John Duffy, University of Virginia School of Law, said having the PTO director review board decisions is the easiest thing to do and would not require changing the appointment of any existing officers.

The other witnesses – Robert Armitage, former general counsel at Eli Lilly & Co.; John Whealan, George Washington University Law School; and Arti Rai, Duke University School of Law – agreed.

Rai said having one sentence in the patent statute that the director shall have a right of review would be the best option. "It would be surgical, it would be quick, and hopefully not too controversial," she said.

'Tremendous Upheaval'

In his written testimony, Whealan, former USPTO solicitor, testified that the questions surrounding the Arthrex decision are "causing tremendous upheaval." He said that although the government intends to seek rehearing en banc, the Federal Circuit has already begun applying the ruling in other cases.

On the same day the Arthrex decision issued, the same Federal Circuit panel issued an order in another case, Uniloc 2017 LLC v. Facebook Inc., that vacated the PTAB's decision and remanded the case for proceedings consistent with Arthrex. Whealan said that a week later, a different panel in Bedgear LLC v. Fredman Brothers Furniture Company Inc. vacated other PTAB decisions in light of Arthrex. And in other cases, the government has begun asking panels to stay proceedings pending a final disposition of the rehearing petition it intends to file in Arthrex.

Whealan said it is also unclear who should benefit from the Arthrex decision. The Federal Circuit said that parties are not entitled to raise the appointments clause challenge to PTAB decisions unless they did so in their opening briefs. In such a situation, litigants would be entitled to a new PTAB hearing before a new panel of judges.

But Whealan said Federal Circuit judges have since filed a concurrence questioning whether any litigants are entitled to a new hearing. In addition, he said other Federal Circuit panels and judges have invited further briefing on whether Arthrex imposed the proper remedy.

Subcommittee Ranking Member Martha Roby, R-Ala., asked what impact the Arthrex decision is having on companies.

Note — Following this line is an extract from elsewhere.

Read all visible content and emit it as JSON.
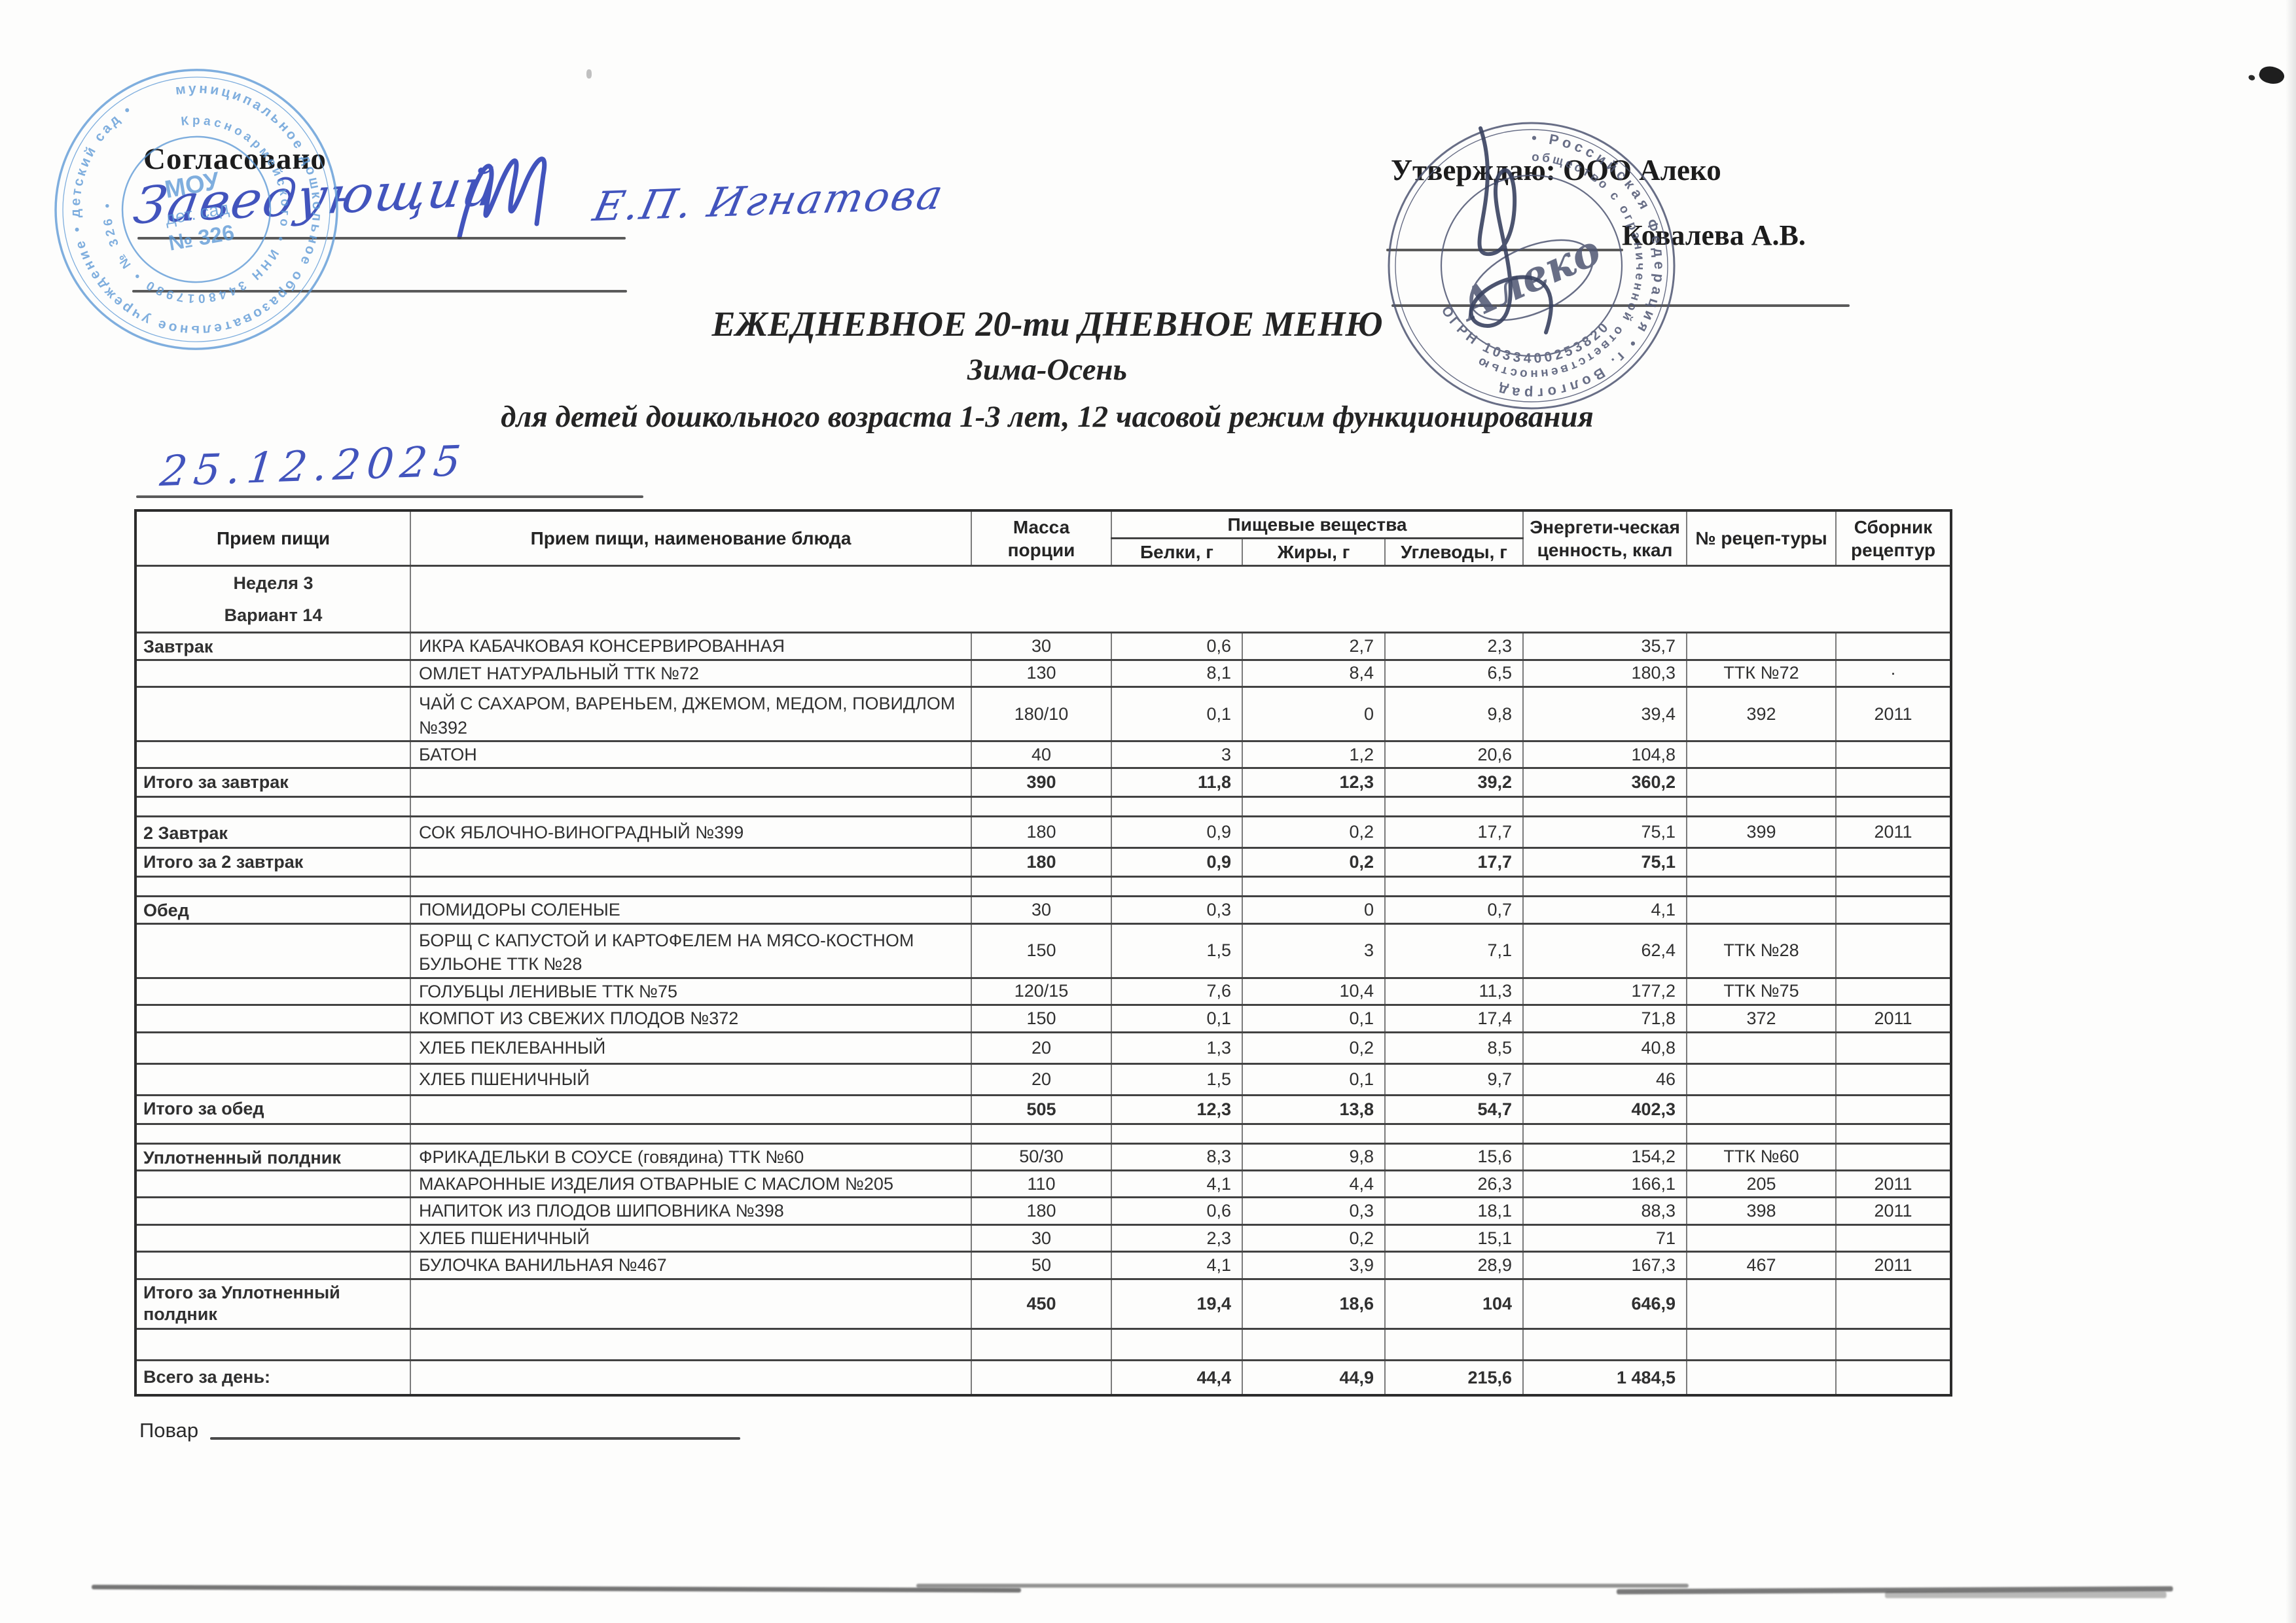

Whealan replied that the companies he talks to complain about the uncertainty it has caused. "A lot of money and time is being spent right now trying to figure this out," he said.

Retroactive Application

Armitage cited Federal Circuit Judge Timothy Dyk's concurrence in the court's 7 November judgment in Bedgear. Dyk agreed that the panel was bound to follow Arthrex but he said it was not necessary to require a new hearing before a new panel of PTAB judges. He said that under Supreme Court precedent, Arthrex should not be applied retroactively and that prior decisions of PTAB judges are not invalid.

"I go to bed hoping Dyk is right," Armitage said, as this would give Congress time to act and assure that nothing bad happens until then. He said one bad outcome would be for PTAB decisions to be of questionable constitutionality so one does not know if decisions invalidating patents really invalidated them.

Rai commented that the Arthrex decision makes the due process problem more complicated. For example, she said, if a litigant wants to say that there is a procedural due process problem with the way that IPRs are working, it could point to the fact that now judges can be fired at will.

"It's up to you to do the right thing and fix this," Rai told the subcommittee.